Evolution des anomalies de températures minimales trimestrielles (aTn.trim) en Nouvelle-Calédonie, sur une durée de 24 mois, avant, pendant, et après les épisodes El Niño modérés ou forts observés entre 1955 et 2022. (Les lignes continues bleu clair montrent les valeurs des aTn.trim au cours des 15 épisodes passés, la ligne continue bleu foncé indique les valeurs médianes des aTn.trim au cours de ces 15 épisodes, les lignes pointillées représentent quant à elle l’enveloppe des valeurs des aTn.trim comprises entre les quantiles Q25 et Q75.
Ces anomalies sont calculées par rapport à la période de référence centrée 1974-2003).
Source : Météo-France Nouvelle-Calédonie

Evolution des anomalies de températures maximales trimestrielles (aTx.trim) en Nouvelle-Calédonie, sur une durée de 24 mois, avant, pendant, et après les épisodes El Niño modérés ou forts observés entre 1955 et 2022. (Les lignes continues rouge clair montrent les valeurs des aTx.trim au cours des 15 épisodes passés, la ligne continue rouge foncé indique les valeurs médianes des aTx.trim au cours de ces 15 épisodes, les lignes pointillées représentent quant à elle l’enveloppe des valeurs des aTx.trim comprises entre les quantiles Q25 et Q75.
Ces anomalies sont calculées par rapport à la période de référence centrée 1974-2003).
Source : Météo-France Nouvelle-Calédonie
Le 1er graphique montre que dans 75 % des cas, lors des épisodes El Niño modérés ou forts passés, les températures minimales (généralement mesurées la nuit) sont devenues plus basses que la normale, de l’ordre de – 0,5°C, dès le trimestre avril-mai-juin qui a précédé la survenue de ces épisodes. L’écart à la normale des températures minimales s’est intensifié entre octobre et février, avoisinant alors les -1,0°C. Celles-ci ont retrouvé des valeurs conformes aux valeurs de saison au moment de la sortie du phénomène El Niño. Elles sont même devenues légèrement excédentaires, entre juillet et septembre, après la sortie du phénomène.
Concernant les températures maximales (2nd graphique), généralement mesurées l’après-midi), elles ont suivi le même signal de refroidissement que les températures minimales, mais avec de moindres écarts (de l’ordre de -0,5°C). On remarque par ailleurs, qu’au cours des années qui ont suivi la sortie de ces épisodes El Niño, entre juillet et octobre, les températures maximales ont été dans plus de 75 % des cas, plus élevées que la normale.
Effet sur les précipitations
Le graphique ci-dessous montre l’évolution des écarts à la normale des précipitations observées en Nouvelle-Calédonie au cours des 24 trimestres qui ont encadré la survenue des épisodes El Niño modérés ou forts passés.
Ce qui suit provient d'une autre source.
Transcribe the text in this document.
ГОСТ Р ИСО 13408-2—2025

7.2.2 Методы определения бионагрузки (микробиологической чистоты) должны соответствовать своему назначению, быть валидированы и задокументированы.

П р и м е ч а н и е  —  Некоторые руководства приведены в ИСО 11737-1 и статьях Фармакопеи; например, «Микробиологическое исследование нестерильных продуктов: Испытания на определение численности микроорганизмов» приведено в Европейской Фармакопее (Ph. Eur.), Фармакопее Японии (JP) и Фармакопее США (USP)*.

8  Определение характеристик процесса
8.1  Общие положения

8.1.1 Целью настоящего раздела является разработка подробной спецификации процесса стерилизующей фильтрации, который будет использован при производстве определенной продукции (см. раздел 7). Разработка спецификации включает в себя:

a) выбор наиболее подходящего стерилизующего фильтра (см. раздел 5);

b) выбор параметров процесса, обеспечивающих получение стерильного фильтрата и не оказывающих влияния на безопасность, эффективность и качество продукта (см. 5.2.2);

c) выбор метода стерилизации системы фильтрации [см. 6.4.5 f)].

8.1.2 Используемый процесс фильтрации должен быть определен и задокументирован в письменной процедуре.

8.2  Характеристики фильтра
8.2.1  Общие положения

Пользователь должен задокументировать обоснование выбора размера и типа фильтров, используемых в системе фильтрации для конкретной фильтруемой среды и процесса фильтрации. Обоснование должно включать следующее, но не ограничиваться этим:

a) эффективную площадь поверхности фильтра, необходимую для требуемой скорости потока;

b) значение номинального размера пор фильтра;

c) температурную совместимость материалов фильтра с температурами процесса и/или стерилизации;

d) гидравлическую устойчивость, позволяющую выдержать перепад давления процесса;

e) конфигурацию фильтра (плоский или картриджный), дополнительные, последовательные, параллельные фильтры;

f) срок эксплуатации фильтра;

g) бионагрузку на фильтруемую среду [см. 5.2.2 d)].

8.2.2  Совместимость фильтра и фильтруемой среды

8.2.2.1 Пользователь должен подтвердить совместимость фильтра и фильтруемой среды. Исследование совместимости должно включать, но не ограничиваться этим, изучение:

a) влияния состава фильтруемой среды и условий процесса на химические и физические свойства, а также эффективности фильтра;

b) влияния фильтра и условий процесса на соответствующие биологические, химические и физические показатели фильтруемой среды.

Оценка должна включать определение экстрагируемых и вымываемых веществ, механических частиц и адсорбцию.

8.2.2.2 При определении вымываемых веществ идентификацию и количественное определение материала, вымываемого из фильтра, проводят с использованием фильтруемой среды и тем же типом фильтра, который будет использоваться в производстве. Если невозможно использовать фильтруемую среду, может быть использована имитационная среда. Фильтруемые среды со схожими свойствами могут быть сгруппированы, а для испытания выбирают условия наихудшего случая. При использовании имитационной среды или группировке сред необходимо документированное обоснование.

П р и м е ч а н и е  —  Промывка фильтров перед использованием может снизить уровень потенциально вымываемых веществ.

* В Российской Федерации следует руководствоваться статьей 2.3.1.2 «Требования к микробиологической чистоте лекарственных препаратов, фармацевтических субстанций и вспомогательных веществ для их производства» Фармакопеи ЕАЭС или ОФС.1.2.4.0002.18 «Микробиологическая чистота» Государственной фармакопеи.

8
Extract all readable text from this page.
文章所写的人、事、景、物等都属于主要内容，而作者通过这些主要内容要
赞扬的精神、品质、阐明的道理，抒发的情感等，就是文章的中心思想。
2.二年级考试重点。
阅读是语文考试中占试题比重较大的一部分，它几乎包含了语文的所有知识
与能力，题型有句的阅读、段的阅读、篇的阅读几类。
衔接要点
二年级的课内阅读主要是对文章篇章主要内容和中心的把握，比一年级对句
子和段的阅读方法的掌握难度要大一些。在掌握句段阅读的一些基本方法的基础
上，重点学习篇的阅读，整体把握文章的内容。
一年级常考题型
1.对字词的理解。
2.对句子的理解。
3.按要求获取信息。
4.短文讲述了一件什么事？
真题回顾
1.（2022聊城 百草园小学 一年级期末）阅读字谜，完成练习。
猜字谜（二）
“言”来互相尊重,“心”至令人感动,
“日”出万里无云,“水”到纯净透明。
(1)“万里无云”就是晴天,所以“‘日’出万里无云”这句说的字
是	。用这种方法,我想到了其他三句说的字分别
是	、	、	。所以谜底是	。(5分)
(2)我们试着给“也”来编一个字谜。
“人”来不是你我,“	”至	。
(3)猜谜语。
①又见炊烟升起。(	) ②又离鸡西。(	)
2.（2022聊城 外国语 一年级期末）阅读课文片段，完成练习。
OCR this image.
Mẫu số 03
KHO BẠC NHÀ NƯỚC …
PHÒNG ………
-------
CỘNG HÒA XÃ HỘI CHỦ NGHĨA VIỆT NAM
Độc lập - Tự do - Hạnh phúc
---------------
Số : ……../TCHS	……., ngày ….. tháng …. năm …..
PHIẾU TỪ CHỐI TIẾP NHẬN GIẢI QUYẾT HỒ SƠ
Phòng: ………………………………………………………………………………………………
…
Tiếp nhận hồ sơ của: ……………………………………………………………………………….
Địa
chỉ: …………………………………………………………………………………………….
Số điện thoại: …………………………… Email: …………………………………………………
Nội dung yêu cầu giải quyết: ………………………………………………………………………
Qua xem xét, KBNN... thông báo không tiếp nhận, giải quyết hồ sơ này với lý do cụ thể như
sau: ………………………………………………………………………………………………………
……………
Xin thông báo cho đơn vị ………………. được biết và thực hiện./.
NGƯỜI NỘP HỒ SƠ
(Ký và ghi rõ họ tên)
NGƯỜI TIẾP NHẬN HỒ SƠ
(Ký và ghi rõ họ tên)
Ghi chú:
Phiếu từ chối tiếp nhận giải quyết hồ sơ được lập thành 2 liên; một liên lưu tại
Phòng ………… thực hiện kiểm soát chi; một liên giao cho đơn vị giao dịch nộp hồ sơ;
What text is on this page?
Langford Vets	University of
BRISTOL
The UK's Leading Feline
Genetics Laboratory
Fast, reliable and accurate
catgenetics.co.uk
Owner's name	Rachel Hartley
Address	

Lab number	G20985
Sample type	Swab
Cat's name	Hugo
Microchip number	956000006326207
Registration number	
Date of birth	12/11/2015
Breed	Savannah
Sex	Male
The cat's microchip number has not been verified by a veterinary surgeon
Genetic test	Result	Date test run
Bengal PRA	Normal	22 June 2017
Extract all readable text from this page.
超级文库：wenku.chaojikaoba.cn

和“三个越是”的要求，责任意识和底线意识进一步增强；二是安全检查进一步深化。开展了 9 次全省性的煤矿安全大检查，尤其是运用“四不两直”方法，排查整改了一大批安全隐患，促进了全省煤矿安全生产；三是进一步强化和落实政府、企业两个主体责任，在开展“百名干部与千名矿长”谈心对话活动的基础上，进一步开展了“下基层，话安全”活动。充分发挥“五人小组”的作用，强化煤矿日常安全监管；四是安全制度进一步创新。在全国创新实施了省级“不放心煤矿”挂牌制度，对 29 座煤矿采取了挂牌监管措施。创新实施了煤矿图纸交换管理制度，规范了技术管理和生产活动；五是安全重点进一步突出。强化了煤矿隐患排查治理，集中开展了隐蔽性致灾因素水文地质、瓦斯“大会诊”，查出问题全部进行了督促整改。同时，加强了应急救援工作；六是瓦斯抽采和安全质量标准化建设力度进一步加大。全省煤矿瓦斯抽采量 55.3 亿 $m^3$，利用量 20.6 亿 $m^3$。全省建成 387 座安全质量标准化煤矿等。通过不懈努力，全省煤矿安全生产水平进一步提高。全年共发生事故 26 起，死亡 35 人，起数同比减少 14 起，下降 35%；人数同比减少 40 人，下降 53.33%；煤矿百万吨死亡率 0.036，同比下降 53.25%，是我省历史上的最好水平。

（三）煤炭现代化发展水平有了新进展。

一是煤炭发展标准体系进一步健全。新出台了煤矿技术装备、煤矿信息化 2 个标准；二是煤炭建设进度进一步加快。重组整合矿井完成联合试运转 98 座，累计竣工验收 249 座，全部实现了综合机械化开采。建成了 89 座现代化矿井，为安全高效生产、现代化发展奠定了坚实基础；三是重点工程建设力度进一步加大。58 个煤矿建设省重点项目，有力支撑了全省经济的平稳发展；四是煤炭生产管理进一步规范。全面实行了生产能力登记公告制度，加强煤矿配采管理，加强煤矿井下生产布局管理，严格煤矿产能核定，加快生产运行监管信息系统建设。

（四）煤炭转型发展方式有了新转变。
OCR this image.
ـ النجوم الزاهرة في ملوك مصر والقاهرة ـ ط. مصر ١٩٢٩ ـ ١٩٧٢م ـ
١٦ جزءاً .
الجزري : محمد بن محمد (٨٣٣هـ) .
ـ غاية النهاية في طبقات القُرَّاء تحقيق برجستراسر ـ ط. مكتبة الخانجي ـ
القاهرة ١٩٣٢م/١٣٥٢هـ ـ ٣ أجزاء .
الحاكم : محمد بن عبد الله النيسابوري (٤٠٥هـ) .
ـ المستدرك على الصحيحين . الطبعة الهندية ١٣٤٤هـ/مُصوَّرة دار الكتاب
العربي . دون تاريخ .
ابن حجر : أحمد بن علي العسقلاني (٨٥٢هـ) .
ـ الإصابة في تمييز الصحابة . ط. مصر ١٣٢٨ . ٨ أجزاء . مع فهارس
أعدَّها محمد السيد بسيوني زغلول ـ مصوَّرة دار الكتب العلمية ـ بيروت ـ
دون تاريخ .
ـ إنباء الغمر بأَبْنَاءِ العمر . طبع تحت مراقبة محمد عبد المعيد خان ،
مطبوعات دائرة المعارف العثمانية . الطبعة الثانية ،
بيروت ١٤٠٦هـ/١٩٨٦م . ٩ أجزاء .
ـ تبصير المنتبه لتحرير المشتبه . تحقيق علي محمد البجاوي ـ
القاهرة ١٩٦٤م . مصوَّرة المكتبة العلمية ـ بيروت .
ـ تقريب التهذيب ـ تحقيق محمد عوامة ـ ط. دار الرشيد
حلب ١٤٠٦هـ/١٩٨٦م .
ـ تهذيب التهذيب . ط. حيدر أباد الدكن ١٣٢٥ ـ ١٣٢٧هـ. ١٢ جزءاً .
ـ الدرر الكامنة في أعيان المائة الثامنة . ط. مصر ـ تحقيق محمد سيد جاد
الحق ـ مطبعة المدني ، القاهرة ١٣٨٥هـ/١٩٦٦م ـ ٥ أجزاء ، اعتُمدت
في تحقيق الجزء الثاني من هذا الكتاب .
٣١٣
Evolution des anomalies de précipitations trimestrielles (aP.trim) en Nouvelle-Calédonie, sur une durée de 24 mois, avant, pendant, et après les épisodes El Niño modérés ou forts observés entre 1955 et 2022. (Les lignes continues bleu clair montrent les valeurs des aP.trim au cours des 15 épisodes passés, les barres bleu clair indiquent les valeurs médianes des aP.trim au cours de ces 15 épisodes, les lignes pointillées représentent quant à elle l’enveloppe des valeurs des aP.trim comprises entre les quantiles Q25 et Q75. Ces anomalies sont calculées par rapport à la période de référence 1991-2020).
Source : Météo-France Nouvelle-Calédonie
L’observation de ce graphique montre que dans 75 % des cas, les précipitations ont été déficitaires dès le trimestre août-septembre-octobre situé au début des épisodes El Niño. Ce déficit de pluies s’est intensifié entre octobre et mars, atteignant alors - 35 % en moyenne. Il a perduré ensuite en s’atténuant jusqu’au trimestre avril-mai-juin, où les pluies ont retrouvé des valeurs conformes aux normales.
Effet sur les types de temps
Le graphique i-dessous montre l’évolution des anomalies des types de temps (« alizés stables », « alizés instables » et « temps tropical ») en Nouvelle-Calédonie au cours des 15 trimestres qui ont encadré la survenue des épisodes El Niño modérés ou forts passés.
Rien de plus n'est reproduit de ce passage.